Wenn Sie sich für Möbel von Wilkhahn entscheiden, kaufen Sie nicht einfach nur einen Stuhl – Sie verwirklichen eine eigene Vision für Ihr Büro. Hinter diesem Design steckt ein hochmoderner, funktionaler Produktionsprozess, der von Ontego Mobility for SAP unterstützt wird.

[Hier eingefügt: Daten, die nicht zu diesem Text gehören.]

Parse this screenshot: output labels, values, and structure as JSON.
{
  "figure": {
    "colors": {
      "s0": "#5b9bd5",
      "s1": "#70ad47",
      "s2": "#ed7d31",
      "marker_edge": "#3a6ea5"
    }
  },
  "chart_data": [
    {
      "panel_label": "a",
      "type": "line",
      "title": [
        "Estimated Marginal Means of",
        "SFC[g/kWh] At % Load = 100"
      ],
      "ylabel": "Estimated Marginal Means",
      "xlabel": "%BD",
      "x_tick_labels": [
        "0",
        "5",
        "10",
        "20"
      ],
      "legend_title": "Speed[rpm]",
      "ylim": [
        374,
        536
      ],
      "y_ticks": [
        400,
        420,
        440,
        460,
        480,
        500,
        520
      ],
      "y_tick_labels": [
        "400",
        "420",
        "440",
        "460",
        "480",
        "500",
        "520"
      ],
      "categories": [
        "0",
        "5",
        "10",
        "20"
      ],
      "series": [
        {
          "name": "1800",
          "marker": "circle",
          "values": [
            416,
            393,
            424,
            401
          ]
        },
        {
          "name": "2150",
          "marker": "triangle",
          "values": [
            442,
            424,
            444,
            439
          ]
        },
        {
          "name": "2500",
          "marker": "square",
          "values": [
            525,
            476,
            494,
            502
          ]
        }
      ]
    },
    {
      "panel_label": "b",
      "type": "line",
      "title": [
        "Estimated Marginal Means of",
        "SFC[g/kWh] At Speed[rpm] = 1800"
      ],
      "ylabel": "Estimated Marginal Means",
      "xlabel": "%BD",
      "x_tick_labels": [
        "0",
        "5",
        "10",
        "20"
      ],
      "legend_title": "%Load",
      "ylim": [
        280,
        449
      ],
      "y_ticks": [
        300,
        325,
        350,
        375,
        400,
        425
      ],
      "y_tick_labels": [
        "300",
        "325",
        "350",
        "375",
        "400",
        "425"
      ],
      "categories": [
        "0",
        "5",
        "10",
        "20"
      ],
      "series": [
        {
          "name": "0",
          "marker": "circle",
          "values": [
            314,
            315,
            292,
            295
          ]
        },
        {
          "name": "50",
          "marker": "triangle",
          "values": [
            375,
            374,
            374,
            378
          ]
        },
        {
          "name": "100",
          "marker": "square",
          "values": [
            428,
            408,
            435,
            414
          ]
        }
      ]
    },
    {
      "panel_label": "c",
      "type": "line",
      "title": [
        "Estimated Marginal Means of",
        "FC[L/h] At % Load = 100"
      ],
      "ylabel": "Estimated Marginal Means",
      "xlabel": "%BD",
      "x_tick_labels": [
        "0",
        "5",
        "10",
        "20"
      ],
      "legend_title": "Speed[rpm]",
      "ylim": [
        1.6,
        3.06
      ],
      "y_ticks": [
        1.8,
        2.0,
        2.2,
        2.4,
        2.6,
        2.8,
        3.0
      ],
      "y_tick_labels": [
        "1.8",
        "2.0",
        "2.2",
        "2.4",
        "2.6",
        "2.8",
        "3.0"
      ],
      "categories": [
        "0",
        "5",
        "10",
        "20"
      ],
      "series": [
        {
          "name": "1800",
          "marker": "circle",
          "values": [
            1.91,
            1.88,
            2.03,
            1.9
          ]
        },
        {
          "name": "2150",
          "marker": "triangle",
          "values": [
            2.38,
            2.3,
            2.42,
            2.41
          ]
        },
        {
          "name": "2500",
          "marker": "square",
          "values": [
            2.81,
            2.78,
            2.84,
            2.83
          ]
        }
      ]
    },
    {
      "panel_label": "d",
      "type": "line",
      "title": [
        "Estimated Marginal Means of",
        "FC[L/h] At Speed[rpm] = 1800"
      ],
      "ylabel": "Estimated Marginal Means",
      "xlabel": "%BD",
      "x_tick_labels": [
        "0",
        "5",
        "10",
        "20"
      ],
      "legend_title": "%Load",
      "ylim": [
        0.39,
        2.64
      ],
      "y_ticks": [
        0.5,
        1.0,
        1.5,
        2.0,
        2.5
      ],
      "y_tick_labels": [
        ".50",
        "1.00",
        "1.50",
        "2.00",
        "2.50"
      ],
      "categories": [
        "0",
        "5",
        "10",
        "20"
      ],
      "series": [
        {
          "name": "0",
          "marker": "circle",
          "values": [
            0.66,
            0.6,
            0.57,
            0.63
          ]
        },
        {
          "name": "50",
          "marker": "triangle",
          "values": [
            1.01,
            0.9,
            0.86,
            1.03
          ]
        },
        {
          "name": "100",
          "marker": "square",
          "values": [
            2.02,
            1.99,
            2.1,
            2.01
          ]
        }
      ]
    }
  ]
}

Jeder Stuhl und jeder Arbeitsplatz aus einem Wilkhahn-Werk durchläuft eine abgestimmte Produktions- und Logistikkette: Rückmeldung auf dem Shopfloor, Qualitätsprüfung, Einlagerung und Verpackung für den Versand. Genau diese Kette durchgängig korrekt zu halten, war die Herausforderung, die Wilkhahn mit mobiler Datenerfassung lösen wollte.
Der Ausgangspunkt: papierbasierte Prozesse
Bevor mobile Geräte auf dem Shopfloor zum Einsatz kamen, lief die Produktions- und Zeiterfassung bei Wilkhahn auf Papier. Arbeits- und Pausenzeiten, Rückmeldungen zu Fertigungsaufträgen und Qualitätsfreigaben wurden manuell erfasst und erst später in SAP übertragen – ein Verfahren, das die Aktualität der Daten einschränkte und die Mitarbeitenden zusätzlich belastete, deren eigentliche Aufgabe die Möbelfertigung war, nicht das Ausfüllen von Formularen.
Wilkhahns Ziel war von Anfang an, diese papierbasierten Prozesse durch mobile, direkt mit SAP verbundene Datenerfassung zu ersetzen – mit präziser Erfassung von Arbeits- und Pausenzeiten für jedes Teammitglied in Produktion und Versand sowie mit Echtzeit-Transparenz über Fertigungsaufträge statt eines verzögerten Papierprozesses.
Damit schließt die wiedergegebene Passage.